«Alli Biiilleeett, bittee!»

Sie kommen mehrheitlich unerwartet und unbemerkt, zu praktisch jeder Tages- und Nachtzeit, ob zivil oder in Uniform – die Kundenberater der VBZ. Kennen tun sie alle Fahrgäste, zumindest unter dem Namen «Kontrolleure», geschätzt werden sie mal mehr, mal weniger. Wir haben eine Gruppe Kundenberater einen Morgen lang begleitet.

Ein regnerischer, grauer Montag. Eigentlich der perfekte Bürotag, drinnen, mit laufender Heizung. Doch nichts mit kuscheliger Wärme und heissem Kaffee. Als Kundenberater der VBZ spielt sich die Arbeit in den Fahrzeugen und draussen auf dem Liniennetz ab. Es beginnt mit dem obligatorischen Briefing der zur Tagesschicht eingesetzten Gruppen. Das Zürich-Zwei-Gebiet steht für uns auf der Tagesordnung, also alles rechts der Limmat bis zum Flughafen. «Hoffen wir auf einen ruhigen Tag» – so der Serviceleiter, der die Einteilung verantwortet. Es folgt allgemeines Kopfnicken. Und die Tour kann beginnen. Mit der Tramlinie 17 geht es Richtung Werdhölzli.

Mladen ist ein Kundenberater wie aus dem Bilderbuch: Gross, breite Schultern, tiefe Stimme. Ein wenig einschüchternd und doch herzlich. Bei den ersten Ticket- oder Billettkontrollen kommen schon die ersten frechen Sprüche eines jüngeren Mannes mit überdimensionaler Daunenjacke und dröhnender Musik aus den Ohrenstöpseln. Er versteht sich wahrscheinlich als supercooler Hip-Hopper von Zürich-West.
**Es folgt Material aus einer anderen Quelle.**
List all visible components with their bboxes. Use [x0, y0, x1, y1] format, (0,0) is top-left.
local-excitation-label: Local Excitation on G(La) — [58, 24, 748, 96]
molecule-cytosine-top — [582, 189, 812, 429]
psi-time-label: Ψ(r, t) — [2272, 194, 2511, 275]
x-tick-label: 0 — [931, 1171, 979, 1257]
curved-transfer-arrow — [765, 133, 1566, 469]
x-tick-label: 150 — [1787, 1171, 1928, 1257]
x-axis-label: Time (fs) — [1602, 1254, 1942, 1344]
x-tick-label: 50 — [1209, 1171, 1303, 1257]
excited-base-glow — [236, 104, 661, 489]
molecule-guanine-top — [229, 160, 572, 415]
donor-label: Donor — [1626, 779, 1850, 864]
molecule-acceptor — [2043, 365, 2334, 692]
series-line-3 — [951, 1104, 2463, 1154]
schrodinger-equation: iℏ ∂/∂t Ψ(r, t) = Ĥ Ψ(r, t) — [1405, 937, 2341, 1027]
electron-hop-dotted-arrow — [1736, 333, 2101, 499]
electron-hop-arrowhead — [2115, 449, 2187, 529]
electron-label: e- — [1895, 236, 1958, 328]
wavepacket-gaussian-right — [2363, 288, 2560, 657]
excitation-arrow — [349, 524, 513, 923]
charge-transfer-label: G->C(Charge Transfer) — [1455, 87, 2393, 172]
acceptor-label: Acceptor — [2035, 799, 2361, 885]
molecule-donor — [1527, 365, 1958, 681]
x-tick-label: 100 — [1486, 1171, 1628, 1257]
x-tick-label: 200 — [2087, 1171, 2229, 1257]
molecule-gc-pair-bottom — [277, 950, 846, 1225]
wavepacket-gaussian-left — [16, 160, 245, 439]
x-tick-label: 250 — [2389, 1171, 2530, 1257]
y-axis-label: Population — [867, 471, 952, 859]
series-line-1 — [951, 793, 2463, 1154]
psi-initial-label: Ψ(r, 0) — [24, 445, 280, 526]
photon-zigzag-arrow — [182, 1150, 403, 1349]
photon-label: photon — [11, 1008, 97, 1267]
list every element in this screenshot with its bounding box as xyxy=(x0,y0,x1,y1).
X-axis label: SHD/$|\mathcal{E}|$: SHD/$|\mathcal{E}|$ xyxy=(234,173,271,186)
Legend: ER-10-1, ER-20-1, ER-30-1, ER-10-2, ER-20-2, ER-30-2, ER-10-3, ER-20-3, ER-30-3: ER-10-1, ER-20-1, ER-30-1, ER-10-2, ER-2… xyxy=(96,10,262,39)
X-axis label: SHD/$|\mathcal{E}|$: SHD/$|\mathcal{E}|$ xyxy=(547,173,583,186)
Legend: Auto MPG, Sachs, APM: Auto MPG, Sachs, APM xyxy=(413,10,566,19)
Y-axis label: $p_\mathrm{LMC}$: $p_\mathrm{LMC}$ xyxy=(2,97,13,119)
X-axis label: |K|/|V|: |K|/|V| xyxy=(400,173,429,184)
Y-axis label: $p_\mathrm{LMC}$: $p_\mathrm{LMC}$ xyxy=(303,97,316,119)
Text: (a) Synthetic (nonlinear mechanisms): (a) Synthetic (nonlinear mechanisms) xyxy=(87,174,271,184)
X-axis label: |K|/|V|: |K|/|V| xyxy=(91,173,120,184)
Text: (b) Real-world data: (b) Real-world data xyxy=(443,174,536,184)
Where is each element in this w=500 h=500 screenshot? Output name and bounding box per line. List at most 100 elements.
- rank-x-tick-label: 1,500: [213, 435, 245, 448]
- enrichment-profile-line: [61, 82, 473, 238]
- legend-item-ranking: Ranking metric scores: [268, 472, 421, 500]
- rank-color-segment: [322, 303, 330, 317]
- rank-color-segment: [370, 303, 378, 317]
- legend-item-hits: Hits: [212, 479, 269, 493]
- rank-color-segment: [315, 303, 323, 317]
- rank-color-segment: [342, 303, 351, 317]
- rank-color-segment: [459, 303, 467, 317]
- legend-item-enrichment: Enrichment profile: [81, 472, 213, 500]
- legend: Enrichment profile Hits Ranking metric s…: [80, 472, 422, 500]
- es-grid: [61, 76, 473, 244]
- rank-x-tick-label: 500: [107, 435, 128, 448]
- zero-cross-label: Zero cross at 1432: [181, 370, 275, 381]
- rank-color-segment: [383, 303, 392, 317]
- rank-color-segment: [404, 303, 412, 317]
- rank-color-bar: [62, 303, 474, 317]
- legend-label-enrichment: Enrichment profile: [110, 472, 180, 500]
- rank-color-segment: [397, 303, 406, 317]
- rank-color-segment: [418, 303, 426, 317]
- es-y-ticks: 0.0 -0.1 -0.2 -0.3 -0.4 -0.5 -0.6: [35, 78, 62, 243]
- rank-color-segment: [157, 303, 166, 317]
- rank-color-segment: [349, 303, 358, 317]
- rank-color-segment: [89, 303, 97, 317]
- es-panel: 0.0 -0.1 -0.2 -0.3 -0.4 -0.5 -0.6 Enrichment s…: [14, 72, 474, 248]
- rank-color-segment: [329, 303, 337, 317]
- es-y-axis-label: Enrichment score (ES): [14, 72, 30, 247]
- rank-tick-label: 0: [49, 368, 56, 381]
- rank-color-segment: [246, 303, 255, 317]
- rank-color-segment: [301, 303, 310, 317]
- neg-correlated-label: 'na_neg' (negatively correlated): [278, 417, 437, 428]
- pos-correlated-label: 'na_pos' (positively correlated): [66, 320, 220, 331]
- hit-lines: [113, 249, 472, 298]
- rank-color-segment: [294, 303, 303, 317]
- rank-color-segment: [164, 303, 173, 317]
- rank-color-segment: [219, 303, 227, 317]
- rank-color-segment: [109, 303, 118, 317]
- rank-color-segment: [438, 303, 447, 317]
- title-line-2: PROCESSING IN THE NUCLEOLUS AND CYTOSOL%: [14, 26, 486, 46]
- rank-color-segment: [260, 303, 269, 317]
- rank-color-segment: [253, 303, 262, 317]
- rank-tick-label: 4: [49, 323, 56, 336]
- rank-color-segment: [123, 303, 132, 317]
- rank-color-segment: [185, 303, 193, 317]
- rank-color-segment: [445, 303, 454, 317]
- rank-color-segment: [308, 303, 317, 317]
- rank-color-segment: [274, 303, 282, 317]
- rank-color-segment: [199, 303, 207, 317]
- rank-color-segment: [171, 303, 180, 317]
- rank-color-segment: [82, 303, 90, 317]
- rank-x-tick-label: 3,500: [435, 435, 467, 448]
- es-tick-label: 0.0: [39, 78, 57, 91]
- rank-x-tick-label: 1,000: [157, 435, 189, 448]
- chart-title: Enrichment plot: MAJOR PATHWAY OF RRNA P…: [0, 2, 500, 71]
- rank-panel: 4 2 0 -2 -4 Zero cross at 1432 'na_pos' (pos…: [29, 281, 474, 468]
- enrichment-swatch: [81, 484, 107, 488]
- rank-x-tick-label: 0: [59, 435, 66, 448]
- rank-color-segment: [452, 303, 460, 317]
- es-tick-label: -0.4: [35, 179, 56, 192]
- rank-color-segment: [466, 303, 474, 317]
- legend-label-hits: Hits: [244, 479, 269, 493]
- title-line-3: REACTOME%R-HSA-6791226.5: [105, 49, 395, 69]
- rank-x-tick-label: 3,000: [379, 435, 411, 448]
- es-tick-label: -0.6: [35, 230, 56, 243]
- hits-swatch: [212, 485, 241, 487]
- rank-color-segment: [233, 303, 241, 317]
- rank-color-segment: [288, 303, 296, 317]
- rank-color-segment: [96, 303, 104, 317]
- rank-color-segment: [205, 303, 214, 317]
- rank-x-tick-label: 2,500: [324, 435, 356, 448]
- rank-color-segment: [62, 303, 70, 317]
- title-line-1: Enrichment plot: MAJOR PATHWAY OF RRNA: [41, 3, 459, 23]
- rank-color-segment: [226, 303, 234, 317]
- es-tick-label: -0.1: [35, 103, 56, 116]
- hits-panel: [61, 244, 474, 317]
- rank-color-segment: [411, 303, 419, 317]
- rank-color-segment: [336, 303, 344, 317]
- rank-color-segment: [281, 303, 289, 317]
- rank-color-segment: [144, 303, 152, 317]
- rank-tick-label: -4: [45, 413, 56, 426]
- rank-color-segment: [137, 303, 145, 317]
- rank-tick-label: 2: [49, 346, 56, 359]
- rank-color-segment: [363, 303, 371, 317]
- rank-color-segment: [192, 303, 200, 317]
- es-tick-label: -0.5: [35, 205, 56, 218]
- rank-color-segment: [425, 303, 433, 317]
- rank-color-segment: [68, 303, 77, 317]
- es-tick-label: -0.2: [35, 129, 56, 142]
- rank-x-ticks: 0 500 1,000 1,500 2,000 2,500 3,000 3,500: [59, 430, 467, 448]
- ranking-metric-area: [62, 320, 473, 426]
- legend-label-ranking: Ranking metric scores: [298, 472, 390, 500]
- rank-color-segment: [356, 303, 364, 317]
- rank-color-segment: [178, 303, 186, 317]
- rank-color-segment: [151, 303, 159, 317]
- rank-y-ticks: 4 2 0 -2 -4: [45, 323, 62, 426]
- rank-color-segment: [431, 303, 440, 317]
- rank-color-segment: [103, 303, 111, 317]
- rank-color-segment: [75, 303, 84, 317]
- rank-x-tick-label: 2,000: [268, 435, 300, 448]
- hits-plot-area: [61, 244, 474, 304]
Er besitzt ein gültiges Ticket, es bleibt somit beim «krassen» Geschwätze. Sonst herrscht Morgenstimmung: Schläfrige Blicke und Slow-Motion bei der Suche nach dem Abonnement oder Ticket.

Vorbild: Herr und Frau Pendler in Zürich

Satte fünf Minuten vergehen bis zur ersten «Beanstandung» (das ist der VBZ-Jargon für Personen, die kein Ticket gelöst oder ihr Abo zu Hause vergessen haben). Der betroffene Fahrgast wird Post bekommen, inklusive Einzahlungsschein. Die VBZ verzeichnen in der Limmatstadt eine Schwarzfahrer-Quote von gut 1 Prozent, sprich in etwa auf jeden 100. Passagier fährt jemand Bus oder Tram, ohne dafür zu bezahlen. Eine äusserst erfreuliche Bilanz. Jede Kundenberaterin und jeder Kundenberater registriert während seines Einsatzes fortlaufend die persönlichen Fahrgastzahlen und erstellten Taxzuschläge. Das gibt pro Jahr eine stattliche Zahl von 3,4 Millionen Kontrollen. Apropos Kontrollen: Warum die Kundenberater nicht mehr Kontrolleure heissen, wollen wir wissen. Der Begriff «Kundenberater» sei deshalb gewählt, weil die Abteilung Netz die Fahrausweiskontrolle als Dienstleistung (Kundendienst) an die zahlende Kundschaft versteht. Durch die regelmässige Präsenz möchte man sicherstellen, dass die erfreulich hohe Zahlungsbereitschaft der Fahrgäste auch weiterhin anhält. Ausserdem übernehmen die Kundenberater längst nicht nur Kontrollaufgaben, sondern springen kurzfristig ein, wenn Not am Mann oder an der Frau ist.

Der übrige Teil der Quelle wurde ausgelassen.